異例のシーズン途中の就任となった6月19日以降、7月31日終了まで13勝14敗。新指揮官とともに再出発した楽天はどんなチームへと変貌を遂げるのだろうか。現役時代はメジャー・リーグでも活躍し、引退後は現場だけではなく筑波大大学院でコーチング理論を学んだ。幅広い知識と経験を持つ吉井理人新監督が見据えるチームの未来とは。その改革への考えを語ってもらった。 取材・構成=阿部ちはる 写真=菅原淳、戸加里真司 
楽天・吉井理人監督
改革への見定め期間
6月17日に楽天は新監督の就任会見を行った。プロ野球界でシーズン途中に外部招聘(しょうへい)での監督就任は異例だが、球団改革へ1日も早く着手したいという三木谷浩史オーナーの強い決意でもある。そして就任から約1カ月。吉井理人新監督は今、チームの課題をどこに感じ、どのような改革を見据えているのか。 ──シーズン途中から指揮を執る難しさもあると思いますが、選手やコーチと積極的にコミュニケーションを取る姿が印象的です。どのような話をしながらチーム状況の把握、そして立て直しを進めているのでしょうか。
吉井 まず変な先入観を持ちたくなかったので、三木谷オーナーに『頼む』と言われてから1週間ほど時間があったのですが、その間は細かいことは調べず試合だけを見て、真っさらな状態でチームに来ました。入ってからは、選手の特徴を知るためにも話をしています。
──選手とはプレーに関して話すことが多いのでしょうか。
吉井 一軍で自分のスタイルを確立している選手はプレーに関しては多くを聞かなくてもいいかなと思っています。

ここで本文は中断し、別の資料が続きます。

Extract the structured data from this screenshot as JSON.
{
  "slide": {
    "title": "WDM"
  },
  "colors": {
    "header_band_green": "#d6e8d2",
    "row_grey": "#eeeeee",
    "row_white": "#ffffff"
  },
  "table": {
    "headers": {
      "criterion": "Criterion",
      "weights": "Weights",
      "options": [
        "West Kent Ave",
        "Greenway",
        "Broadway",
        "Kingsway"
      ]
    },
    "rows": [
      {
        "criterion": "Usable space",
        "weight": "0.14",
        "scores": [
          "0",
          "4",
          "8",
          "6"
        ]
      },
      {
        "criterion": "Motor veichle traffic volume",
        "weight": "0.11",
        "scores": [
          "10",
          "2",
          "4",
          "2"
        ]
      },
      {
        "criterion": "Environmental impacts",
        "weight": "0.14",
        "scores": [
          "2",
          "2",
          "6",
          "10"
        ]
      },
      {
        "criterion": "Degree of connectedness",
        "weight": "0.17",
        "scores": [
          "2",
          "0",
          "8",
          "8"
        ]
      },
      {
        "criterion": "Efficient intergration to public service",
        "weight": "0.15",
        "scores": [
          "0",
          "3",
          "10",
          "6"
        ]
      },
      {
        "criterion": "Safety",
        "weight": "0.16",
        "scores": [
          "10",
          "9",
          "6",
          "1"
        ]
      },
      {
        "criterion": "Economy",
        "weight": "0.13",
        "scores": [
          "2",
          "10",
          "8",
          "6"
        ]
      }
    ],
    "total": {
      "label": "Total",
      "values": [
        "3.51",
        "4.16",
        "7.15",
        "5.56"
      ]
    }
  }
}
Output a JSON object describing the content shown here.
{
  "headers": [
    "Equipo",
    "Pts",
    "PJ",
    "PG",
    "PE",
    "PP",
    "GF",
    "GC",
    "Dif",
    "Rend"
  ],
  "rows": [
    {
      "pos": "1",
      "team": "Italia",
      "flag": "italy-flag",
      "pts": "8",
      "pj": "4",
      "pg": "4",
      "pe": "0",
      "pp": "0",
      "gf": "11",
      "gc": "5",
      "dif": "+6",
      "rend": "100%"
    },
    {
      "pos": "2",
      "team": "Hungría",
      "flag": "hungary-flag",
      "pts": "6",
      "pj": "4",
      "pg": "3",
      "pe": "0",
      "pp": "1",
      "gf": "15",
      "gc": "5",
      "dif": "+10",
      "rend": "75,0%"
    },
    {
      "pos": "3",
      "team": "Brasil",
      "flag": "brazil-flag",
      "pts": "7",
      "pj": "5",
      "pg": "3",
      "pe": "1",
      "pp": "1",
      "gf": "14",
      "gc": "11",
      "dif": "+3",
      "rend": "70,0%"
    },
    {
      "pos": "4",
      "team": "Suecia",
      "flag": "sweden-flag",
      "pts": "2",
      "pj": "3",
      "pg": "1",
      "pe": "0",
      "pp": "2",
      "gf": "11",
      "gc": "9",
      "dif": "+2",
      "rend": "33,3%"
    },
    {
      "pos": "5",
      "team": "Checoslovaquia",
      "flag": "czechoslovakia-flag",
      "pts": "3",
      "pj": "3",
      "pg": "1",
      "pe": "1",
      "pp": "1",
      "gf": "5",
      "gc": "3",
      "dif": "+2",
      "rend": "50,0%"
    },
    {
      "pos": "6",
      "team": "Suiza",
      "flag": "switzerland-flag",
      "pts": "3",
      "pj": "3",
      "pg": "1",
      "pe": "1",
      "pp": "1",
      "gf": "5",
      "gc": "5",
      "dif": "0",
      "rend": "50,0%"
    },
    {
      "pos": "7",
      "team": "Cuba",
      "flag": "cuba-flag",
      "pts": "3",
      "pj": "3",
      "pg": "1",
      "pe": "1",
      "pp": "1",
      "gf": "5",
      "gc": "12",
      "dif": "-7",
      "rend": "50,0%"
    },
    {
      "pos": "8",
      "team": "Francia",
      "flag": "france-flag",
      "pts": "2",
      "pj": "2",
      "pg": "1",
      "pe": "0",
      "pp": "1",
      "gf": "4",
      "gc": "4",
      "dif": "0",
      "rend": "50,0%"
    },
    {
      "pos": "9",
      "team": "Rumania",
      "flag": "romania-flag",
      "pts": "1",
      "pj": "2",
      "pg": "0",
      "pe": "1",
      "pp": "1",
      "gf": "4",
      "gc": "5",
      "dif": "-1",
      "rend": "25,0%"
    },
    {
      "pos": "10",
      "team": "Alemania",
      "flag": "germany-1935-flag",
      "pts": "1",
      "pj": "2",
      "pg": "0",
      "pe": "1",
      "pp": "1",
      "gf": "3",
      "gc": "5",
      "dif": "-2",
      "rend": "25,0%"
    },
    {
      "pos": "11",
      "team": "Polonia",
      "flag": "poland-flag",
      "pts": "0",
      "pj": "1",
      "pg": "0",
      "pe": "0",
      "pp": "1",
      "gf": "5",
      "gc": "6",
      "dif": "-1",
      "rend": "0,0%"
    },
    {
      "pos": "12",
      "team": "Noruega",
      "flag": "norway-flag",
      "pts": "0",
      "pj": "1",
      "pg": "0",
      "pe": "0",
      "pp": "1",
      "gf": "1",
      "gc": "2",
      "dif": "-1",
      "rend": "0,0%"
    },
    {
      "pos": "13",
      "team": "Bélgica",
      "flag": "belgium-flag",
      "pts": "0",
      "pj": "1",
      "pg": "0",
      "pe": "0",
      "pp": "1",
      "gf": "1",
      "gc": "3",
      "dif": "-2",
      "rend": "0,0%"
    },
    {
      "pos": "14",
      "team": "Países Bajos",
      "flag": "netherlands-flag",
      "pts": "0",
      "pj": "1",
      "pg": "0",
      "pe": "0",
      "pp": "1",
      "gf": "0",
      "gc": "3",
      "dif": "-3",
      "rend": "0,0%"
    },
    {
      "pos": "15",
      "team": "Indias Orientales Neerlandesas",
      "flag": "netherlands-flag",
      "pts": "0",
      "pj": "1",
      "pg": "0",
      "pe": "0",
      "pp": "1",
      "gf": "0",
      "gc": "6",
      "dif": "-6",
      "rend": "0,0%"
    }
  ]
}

それよりも、まだどっちに向かっていくんだろうと思いながらプレーしている選手たちの方向をちゃんと決めなければいけませんから、彼らがどういうタイプかという部分はしっかり見ています。
──監督が代われば作戦面はもちろん、チームの方向性も変わっていくと思います。現在はどのように改革を進めていきたいと考えているのでしょうか。
吉井 監督が代わると何もかもが変わるというのは、チームにとってあまり良くない。いや、まったく良くないことなんです。チームビルドだけではなく、育成面もそう。育成の方針やその選手にどういうプレーをしてほしいかという、広く言うところのチーム方針がコロコロ変わってしまうと、選手とスタッフが右往左往して、結局は疲弊してダメなチームになってしまうんですね。過去を見ていてもそういうチームが多い。もちろんチームが浮上するには何か変えなくてはいけないのですが、でもイーグルスの根っこにあるカラーや文化は変えたくないと考えています。ただ、もしそこにチームの弱い原因があるのだとしたら変えなくてはいけません。その場合にはみんなを説得しながらしっかり進めていかないとバラバラになってしまいますからね。そこはデリケートな部分でもあるので、ゆっくり慎重に進めたいなと思っています。
──今はまだ見定めている状況だと。